The essay itself starts with Lewis proclaiming two equal and opposite scientific proposals: one, that life only began on earth with the rarest of accidents, and another, proposed by Hoyle, that life probably began in many places. Both positions, Lewis wrote, claim to show the absurdity of the Christian belief in divine origins and the Incarnation of Christ. There is nothing odd about arguments from two very different positions both being able to attack Christianity. Since the world is full of many mutually inconsistent theories, the combination of disagreements between them is multidimensional.

The cogency of Hoyle's argument, wrote Lewis, was dependent upon five other questions, which must be answered before we can give any credence to Hoyle.

1. Are there animals anywhere else besides earth?
2. If yes, do any of these animals have what we call ‘rational souls’? That is, are they spiritual beings?
3. If there are such spiritual beings, are any or all of them, like us, fallen?
4. If any of them have fallen, have they been denied Redemption by the Incarnation and Passion of Christ? Christ could have come to those worlds also.
5. Finally, if all of the first four questions could be answered yes, is it certain that this is the only possible mode of Redemption?

In Paul's letter to the Romans (8:19–23), Lewis argued, God hints that the longing for redemption is cosmic, and therefore not limited to this world.

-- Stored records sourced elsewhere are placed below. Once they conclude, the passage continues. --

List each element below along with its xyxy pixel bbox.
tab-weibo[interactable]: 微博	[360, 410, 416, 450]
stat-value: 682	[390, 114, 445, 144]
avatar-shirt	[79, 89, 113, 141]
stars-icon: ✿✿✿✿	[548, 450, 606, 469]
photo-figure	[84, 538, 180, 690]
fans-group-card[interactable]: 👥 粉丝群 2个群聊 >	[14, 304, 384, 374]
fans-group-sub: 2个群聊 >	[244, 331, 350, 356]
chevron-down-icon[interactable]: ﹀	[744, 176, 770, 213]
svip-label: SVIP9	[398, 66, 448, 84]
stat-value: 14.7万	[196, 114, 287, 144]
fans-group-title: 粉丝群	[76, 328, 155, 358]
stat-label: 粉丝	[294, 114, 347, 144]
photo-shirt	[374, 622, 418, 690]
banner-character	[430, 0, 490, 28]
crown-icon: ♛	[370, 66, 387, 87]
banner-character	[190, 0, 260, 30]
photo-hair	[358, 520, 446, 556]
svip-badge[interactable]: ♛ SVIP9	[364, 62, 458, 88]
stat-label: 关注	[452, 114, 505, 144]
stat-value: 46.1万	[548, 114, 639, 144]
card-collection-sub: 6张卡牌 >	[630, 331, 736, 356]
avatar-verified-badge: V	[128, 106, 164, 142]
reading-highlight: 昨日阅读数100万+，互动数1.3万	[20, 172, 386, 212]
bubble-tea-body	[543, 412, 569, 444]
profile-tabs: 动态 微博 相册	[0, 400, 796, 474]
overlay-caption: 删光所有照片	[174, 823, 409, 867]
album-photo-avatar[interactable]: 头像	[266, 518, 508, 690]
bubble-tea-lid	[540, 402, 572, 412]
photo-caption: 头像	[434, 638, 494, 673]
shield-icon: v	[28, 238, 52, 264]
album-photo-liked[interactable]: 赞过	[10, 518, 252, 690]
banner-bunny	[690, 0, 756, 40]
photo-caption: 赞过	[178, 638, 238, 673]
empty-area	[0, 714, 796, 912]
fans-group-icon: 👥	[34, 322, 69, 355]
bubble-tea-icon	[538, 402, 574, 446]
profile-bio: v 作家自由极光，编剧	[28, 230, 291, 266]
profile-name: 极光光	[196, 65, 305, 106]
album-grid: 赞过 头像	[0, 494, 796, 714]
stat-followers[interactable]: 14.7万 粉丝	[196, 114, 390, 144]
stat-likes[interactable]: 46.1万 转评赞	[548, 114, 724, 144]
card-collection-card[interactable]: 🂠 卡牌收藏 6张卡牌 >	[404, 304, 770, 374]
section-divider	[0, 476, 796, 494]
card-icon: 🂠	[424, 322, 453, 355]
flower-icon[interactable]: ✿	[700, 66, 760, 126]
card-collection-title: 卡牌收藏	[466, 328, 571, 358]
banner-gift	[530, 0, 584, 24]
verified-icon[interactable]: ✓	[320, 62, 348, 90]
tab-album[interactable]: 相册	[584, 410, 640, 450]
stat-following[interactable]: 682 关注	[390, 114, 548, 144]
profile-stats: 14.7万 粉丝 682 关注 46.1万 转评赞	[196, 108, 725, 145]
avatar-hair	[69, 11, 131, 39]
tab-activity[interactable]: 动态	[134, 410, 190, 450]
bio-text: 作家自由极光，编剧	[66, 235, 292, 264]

Perhaps redemption has happened for all those who need it, has happened through Christ's redemption, and has somehow been extended to other creatures. But we really don't know. And to speculate about other creatures in other worlds takes us into the imaginative narrative that comprises Lewis's Ransom Trilogy, especially Out of the Silent Planet and Perelandra. One paragraph of the essay in particular, beginning with the words “It is interesting to wonder…,” imagines the scenario that Lewis spells out in Out of the Silent Planet. We find Lewis speculating that the vast distances in the universe are “God’s quarantine precautions,” designed to prevent the rest of the universe from being contaminated by the corruption of our world. The rest of the essay continues that speculation, and I will leave it to the reader of this article to pursue the original article by Lewis and enjoy his speculation for itself.

==="The World's Last Night" / "Christian Hope - Its Meaning for Today"===

The last essay was written by Lewis about the Second Coming, using for its title (and part of the original essay) a phrase from the first line and title of a poem by seventeenth-century poet John Donne (1572–1631). That poem, "Holy Sonnet XIII: What If This Present Were The World's Last Night?" raises the question of how we should live if the world were ending today. Originally entitled "Christian Hope--Its Meaning for Today," this essay was first printed in the periodical Religion in Life (Winter 1952–53). Its purpose is stated in the first paragraph of the essay: "I shall endeavor to deal with some of the thoughts that may deter modern men from a firm belief in, or a due attention to, the return or Second Coming of the Saviour." Dr. Albert Schweitzer had overemphasized this doctrine, but we should not compensate by underemphasizing it. The essay especially focuses on the nature of Christ, who was the God-Man, and it challenges the modern thought that history always produces progress. He concludes by suggesting that we live our lives, our vocations, with the understanding that there is a judgment coming.